The standard solutions are STUN (which lets a device discover its own public IP), TURN (which relays media through a server when direct connection isn’t possible), and ICE (which tries multiple connection methods and picks the best one). In practice, the SBC at the facility handles most of this complexity - the remote device just needs to be able to reach the SBC.
Codecs
Codec selection determines audio quality, latency, and interoperability. SIP negotiates codecs via SDP offer/answer - the calling device lists what it supports, the receiving device picks from that list.
G.711 is the baseline codec every SIP implementation supports. It’s 64kbps, narrowband (8kHz), and sounds like a telephone call. It’s not suitable for programme audio but is useful as a fallback for coordination where intelligibility matters more than quality.
G.722 is a step up - wideband at 16kHz, still 64kbps. Considerably better for voice, and widely supported. A reasonable choice for talkback and coordination circuits where you need broad compatibility.
Opus is the codec I’d recommend for most broadcast contribution use today. It’s open source, royalty-free, and covers an enormous range of bitrates - from 6kbps up to 510kbps - with a single encoder. Crucially, it handles variable network conditions well, which matters on public internet connections. At higher bitrates it delivers audio quality that is genuinely competitive with traditional contribution codecs. Support across SIP stacks and hardware codecs has grown significantly in recent years, and for new deployments it’s increasingly the sensible default.
AAC-LD and AAC-ELD are used in many professional broadcast codecs and offer good quality at lower bitrates. The limitation is that AAC is less universally supported in generic SIP stacks, so interoperability outside the broadcast codec ecosystem can be awkward.
G.722.1 (Siren) appears in some broadcast-specific hardware but has limited support outside that world.
Interoperability Between Vendors
SIP’s biggest practical advantage over proprietary contribution codec protocols is that it provides a common signalling framework.
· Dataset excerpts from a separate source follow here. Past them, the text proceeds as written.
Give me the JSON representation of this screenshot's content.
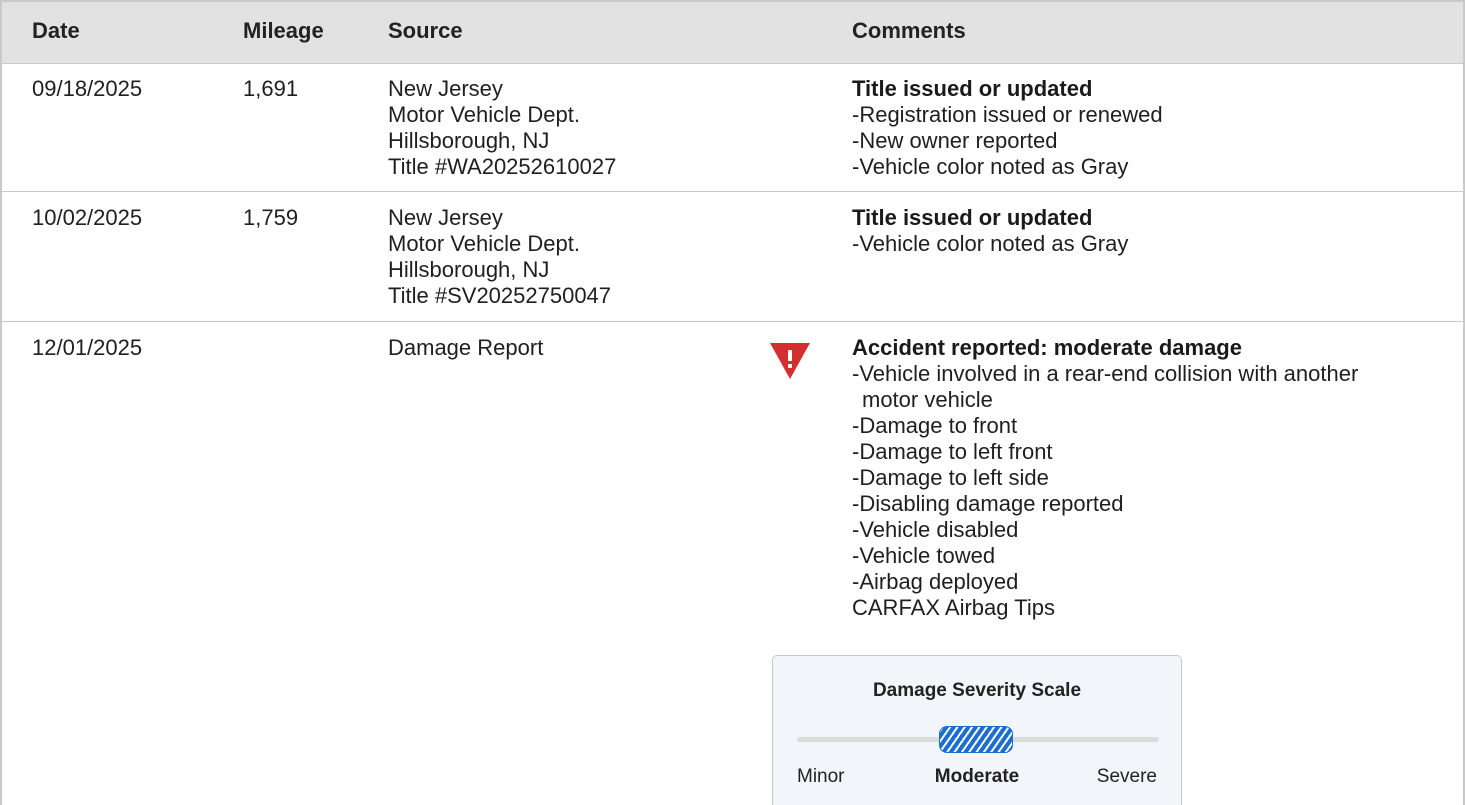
{
  "table": {
    "headers": {
      "date": "Date",
      "mileage": "Mileage",
      "source": "Source",
      "comments": "Comments"
    },
    "rows": [
      {
        "date": "09/18/2025",
        "mileage": "1,691",
        "source": [
          "New Jersey",
          "Motor Vehicle Dept.",
          "Hillsborough, NJ",
          "Title #WA20252610027"
        ],
        "event_title": "Title issued or updated",
        "details": [
          "Registration issued or renewed",
          "New owner reported",
          "Vehicle color noted as Gray"
        ]
      },
      {
        "date": "10/02/2025",
        "mileage": "1,759",
        "source": [
          "New Jersey",
          "Motor Vehicle Dept.",
          "Hillsborough, NJ",
          "Title #SV20252750047"
        ],
        "event_title": "Title issued or updated",
        "details": [
          "Vehicle color noted as Gray"
        ]
      },
      {
        "date": "12/01/2025",
        "mileage": "",
        "source": [
          "Damage Report"
        ],
        "icon": "warning-triangle-icon",
        "event_title": "Accident reported: moderate damage",
        "details": [
          "Vehicle involved in a rear-end collision with another motor vehicle",
          "Damage to front",
          "Damage to left front",
          "Damage to left side",
          "Disabling damage reported",
          "Vehicle disabled",
          "Vehicle towed",
          "Airbag deployed"
        ],
        "link": "CARFAX Airbag Tips"
      }
    ]
  },
  "severity_scale": {
    "title": "Damage Severity Scale",
    "labels": {
      "minor": "Minor",
      "moderate": "Moderate",
      "severe": "Severe"
    },
    "selected": "Moderate",
    "level_fraction": 0.5
  },
  "colors": {
    "header_bg": "#e2e2e2",
    "alert_red": "#d32f2f",
    "severity_blue": "#1c6fd1",
    "scale_box_bg": "#f2f6fa"
  },
  "prefix": "-"
}
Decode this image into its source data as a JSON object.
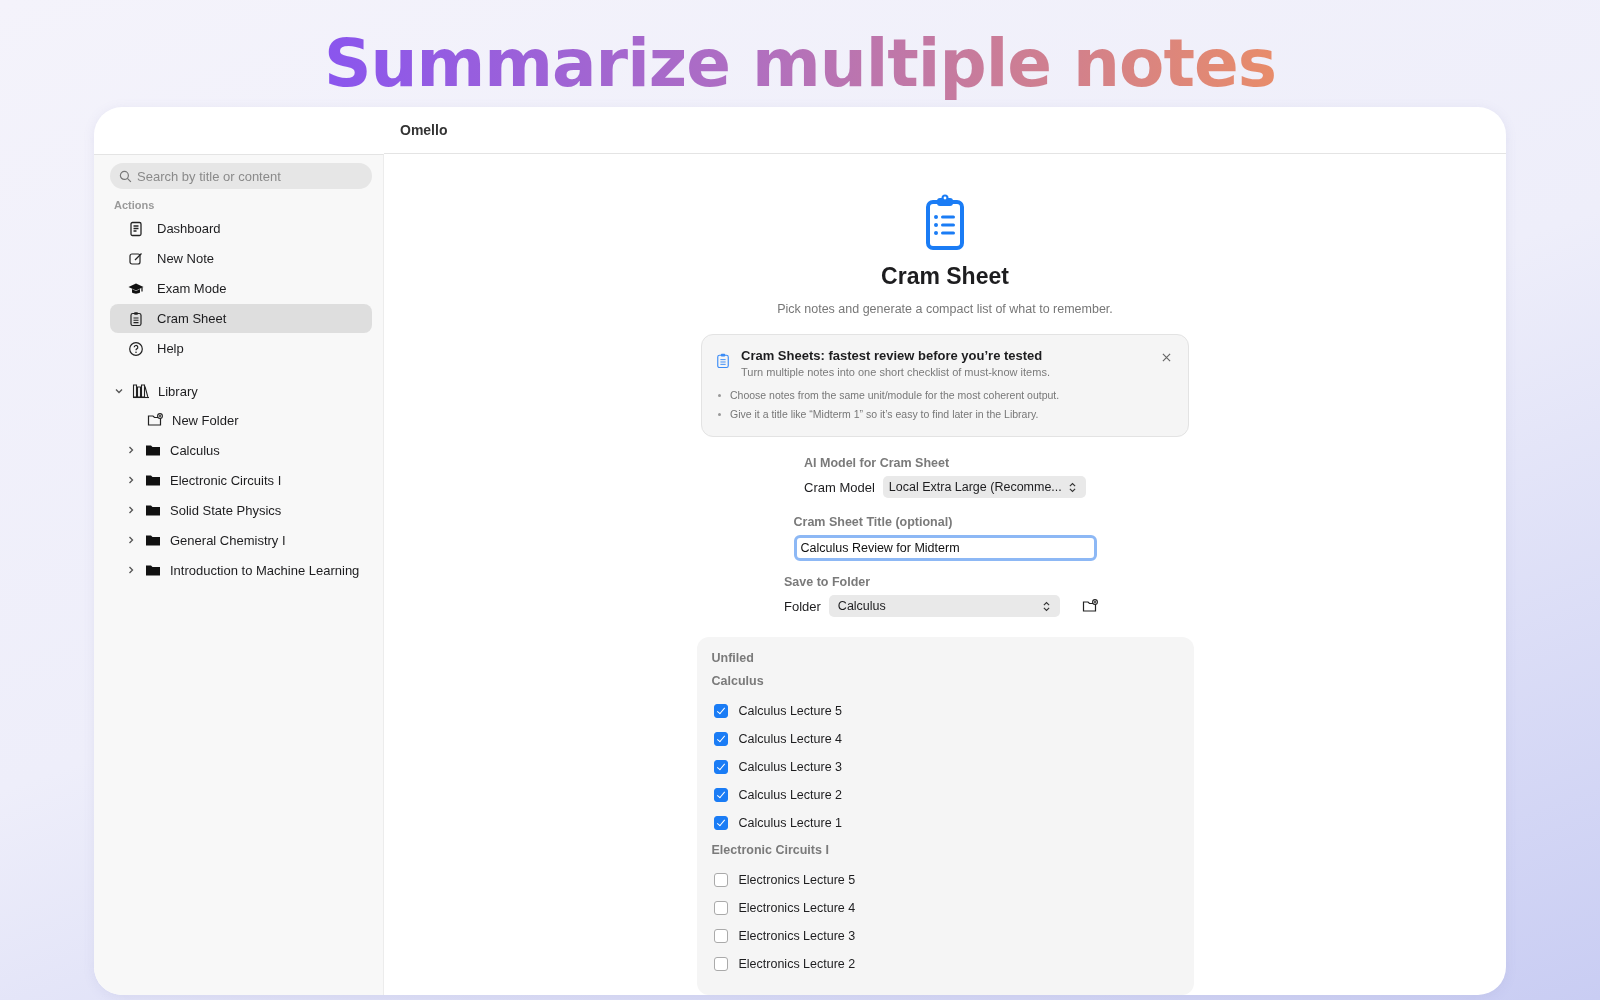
{
  "headline": "Summarize multiple notes",
  "sidebar": {
    "search": {
      "placeholder": "Search by title or content"
    },
    "section_label": "Actions",
    "actions": [
      {
        "label": "Dashboard",
        "kind": "dashboard",
        "selected": false
      },
      {
        "label": "New Note",
        "kind": "compose",
        "selected": false
      },
      {
        "label": "Exam Mode",
        "kind": "exam",
        "selected": false
      },
      {
        "label": "Cram Sheet",
        "kind": "clipboard",
        "selected": true
      },
      {
        "label": "Help",
        "kind": "help",
        "selected": false
      }
    ],
    "library": {
      "label": "Library",
      "expanded": true,
      "children": [
        {
          "label": "New Folder",
          "kind": "new-folder"
        },
        {
          "label": "Calculus",
          "kind": "folder",
          "expanded": false
        },
        {
          "label": "Electronic Circuits I",
          "kind": "folder",
          "expanded": false
        },
        {
          "label": "Solid State Physics",
          "kind": "folder",
          "expanded": false
        },
        {
          "label": "General Chemistry I",
          "kind": "folder",
          "expanded": false
        },
        {
          "label": "Introduction to Machine Learning",
          "kind": "folder",
          "expanded": false
        }
      ]
    }
  },
  "main": {
    "title": "Omello",
    "heading": "Cram Sheet",
    "subtitle": "Pick notes and generate a compact list of what to remember.",
    "tip": {
      "title": "Cram Sheets: fastest review before you’re tested",
      "subtitle": "Turn multiple notes into one short checklist of must-know items.",
      "bullets": [
        "Choose notes from the same unit/module for the most coherent output.",
        "Give it a title like “Midterm 1” so it’s easy to find later in the Library."
      ]
    },
    "model": {
      "heading": "AI Model for Cram Sheet",
      "label": "Cram Model",
      "value": "Local Extra Large (Recomme..."
    },
    "title_field": {
      "label": "Cram Sheet Title (optional)",
      "value": "Calculus Review for Midterm",
      "focused": true
    },
    "folder": {
      "heading": "Save to Folder",
      "label": "Folder",
      "value": "Calculus"
    },
    "notes": {
      "groups": [
        {
          "heading": "Unfiled"
        },
        {
          "heading": "Calculus",
          "items": [
            {
              "label": "Calculus Lecture 5",
              "checked": true
            },
            {
              "label": "Calculus Lecture 4",
              "checked": true
            },
            {
              "label": "Calculus Lecture 3",
              "checked": true
            },
            {
              "label": "Calculus Lecture 2",
              "checked": true
            },
            {
              "label": "Calculus Lecture 1",
              "checked": true
            }
          ]
        },
        {
          "heading": "Electronic Circuits I",
          "items": [
            {
              "label": "Electronics Lecture 5",
              "checked": false
            },
            {
              "label": "Electronics Lecture 4",
              "checked": false
            },
            {
              "label": "Electronics Lecture 3",
              "checked": false
            },
            {
              "label": "Electronics Lecture 2",
              "checked": false
            }
          ]
        }
      ]
    }
  }
}
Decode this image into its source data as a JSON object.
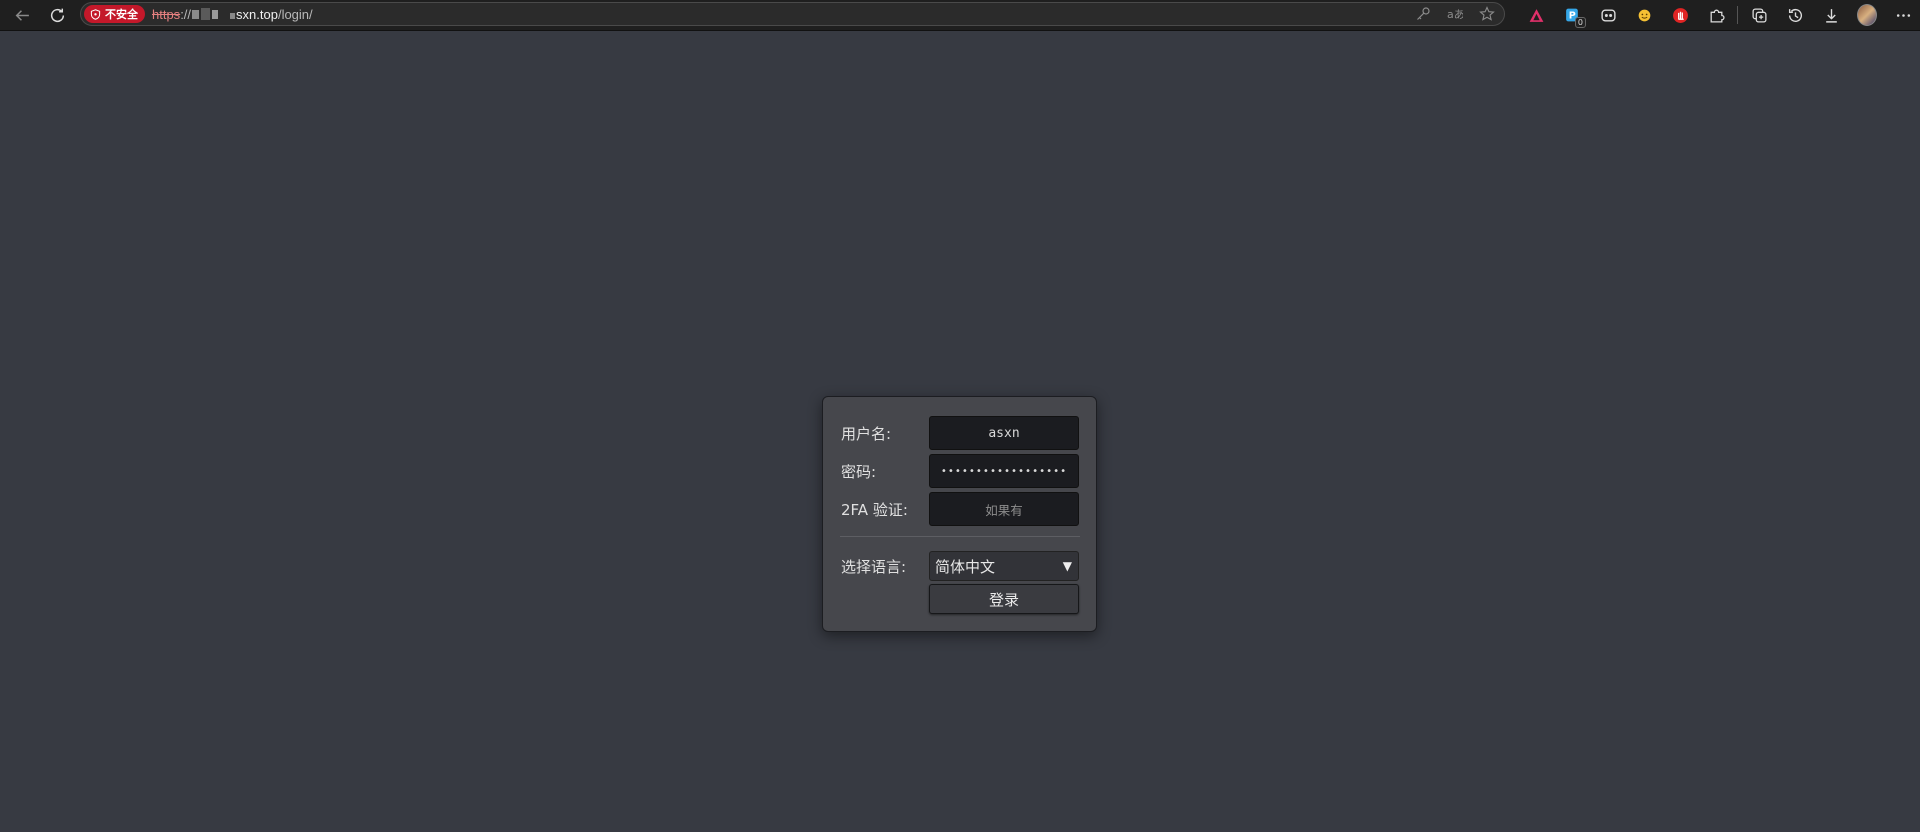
{
  "browser": {
    "security_badge": "不安全",
    "url": {
      "scheme": "https",
      "separator": "://",
      "host": "sxn.top",
      "path": "/login/"
    },
    "extension_badge_count": "0"
  },
  "login": {
    "username_label": "用户名:",
    "username_value": "asxn",
    "password_label": "密码:",
    "password_masked": "••••••••••••••••••",
    "twofa_label": "2FA 验证:",
    "twofa_placeholder": "如果有",
    "language_label": "选择语言:",
    "language_selected": "简体中文",
    "submit_label": "登录"
  },
  "colors": {
    "page_background": "#373a42",
    "panel_background": "#46474c",
    "insecure_red": "#c4182a"
  }
}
A Tieline codec, a Comrex unit, a software client, and a facility SBC can all establish calls with each other without vendor-specific configuration - provided they share a common codec.
In reality, interoperability is best when both ends support Opus or G.722 as a minimum. G.711 is the universal fallback but the quality cost is significant for anything other than coordination audio. Most modern hardware broadcast codecs support Opus, and most SIP softphones do too, so in practice a well-configured SBC with sensible codec priority ordering handles most situations automatically.
A Practical Note on Latency
IP contribution over the public internet introduces variable latency that ISDN didn’t have. For commentary circuits this is usually manageable - a few hundred milliseconds of total round-trip latency is acceptable for most workflows. For IFB and talkback, latency becomes more noticeable and more disruptive. Keeping the SBC geographically close to the remote location, using codecs with low algorithmic delay (Opus has a mode specifically for this), and using direct media paths where possible all help. But it’s worth setting realistic expectations - internet contribution circuits will never have the determinism of a dedicated line.